This repository assumes that you have a running face tracker that can reconstruct a 3D face model based on the training RGB video sequences. Based on this visual tracking the Audio2ExpressionNet network as well as the rendering network is trained.
To extract the corresponding per frame audio features, we use the DeepSpeech 0.1.0 pretrained model. The resampling to the video fps is based on the code provided by the Voca repository (Github repo).
Note, because of legal issues, we are not allowed to share our 3D face model as well as the training video corpus. The 3D face model is based on the Basel face model and can be downloaded here: https://faces.dmi.unibas.ch/bfm/main.php?nav=1-2&id=downloads The videos used for training are from the German public media, a download list is provided in the datasets subfolder.
In the Audio2ExpressionNet subfolder you will find inference code with a pretrained model and the training code itself. It allows you to map audio features to a blendshape model, by learning a linear mapping from the actual audio expression space to the blendshape model. This should work with any face blendshape model that you have. Note that there are two options to learn this mapping (one based on the actual vertex displacements (preferred) and one in parameter space (default)).

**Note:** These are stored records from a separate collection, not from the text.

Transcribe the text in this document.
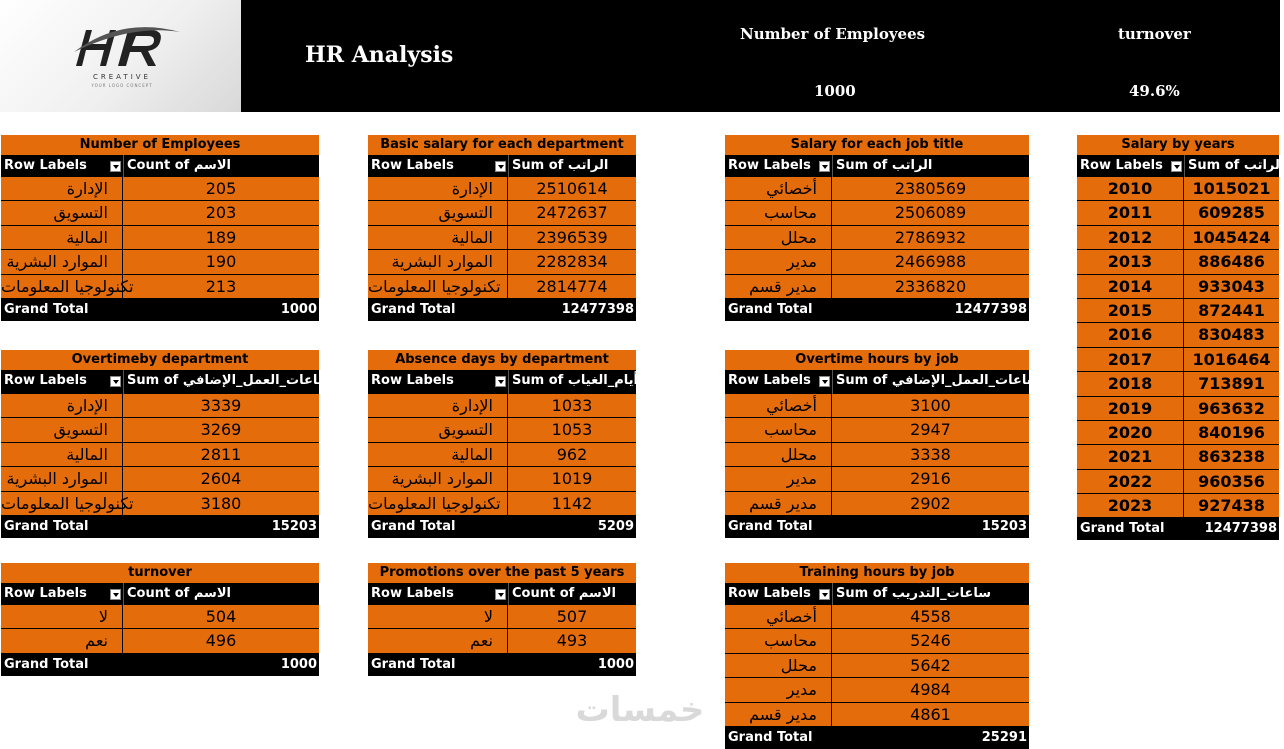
CREATIVE
YOUR LOGO CONCEPT
HR Analysis
Number of Employees
1000
turnover
49.6%
Number of Employees
Row Labels	Count of الاسم
الإدارة	205
التسويق	203
المالية	189
الموارد البشرية	190
تكنولوجيا المعلومات	213
Grand Total	1000
Basic salary for each department
Row Labels	Sum of الراتب
الإدارة	2510614
التسويق	2472637
المالية	2396539
الموارد البشرية	2282834
تكنولوجيا المعلومات	2814774
Grand Total	12477398
Salary for each job title
Row Labels	Sum of الراتب
أخصائي	2380569
محاسب	2506089
محلل	2786932
مدير	2466988
مدير قسم	2336820
Grand Total	12477398
Salary by years
Row Labels	Sum of الراتب
2010	1015021
2011	609285
2012	1045424
2013	886486
2014	933043
2015	872441
2016	830483
2017	1016464
2018	713891
2019	963632
2020	840196
2021	863238
2022	960356
2023	927438
Grand Total	12477398
Overtimeby department
Row Labels	Sum of ساعات_العمل_الإضافي
الإدارة	3339
التسويق	3269
المالية	2811
الموارد البشرية	2604
تكنولوجيا المعلومات	3180
Grand Total	15203
Absence days by department
Row Labels	Sum of أيام_الغياب
الإدارة	1033
التسويق	1053
المالية	962
الموارد البشرية	1019
تكنولوجيا المعلومات	1142
Grand Total	5209
Overtime hours by job
Row Labels	Sum of ساعات_العمل_الإضافي
أخصائي	3100
محاسب	2947
محلل	3338
مدير	2916
مدير قسم	2902
Grand Total	15203
turnover
Row Labels	Count of الاسم
لا	504
نعم	496
Grand Total	1000
Promotions over the past 5 years
Row Labels	Count of الاسم
لا	507
نعم	493
Grand Total	1000
Training hours by job
Row Labels	Sum of ساعات_التدريب
أخصائي	4558
محاسب	5246
محلل	5642
مدير	4984
مدير قسم	4861
Grand Total	25291
خمسات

The model for our neural rendering is provided in the 'Neural Rendering Network' subfolder. It can be integrated into the Pix2Pix/CycleGan framework. Note that you need a renderer that renders uv maps that are used as input to the model.
The code also contains implementations of neural textures that are conditioned e.g. on the audio feature inputs. They are called dynamic neural textures.
This code is based on the Pix2Pix/CycleGAN framework (Github repo).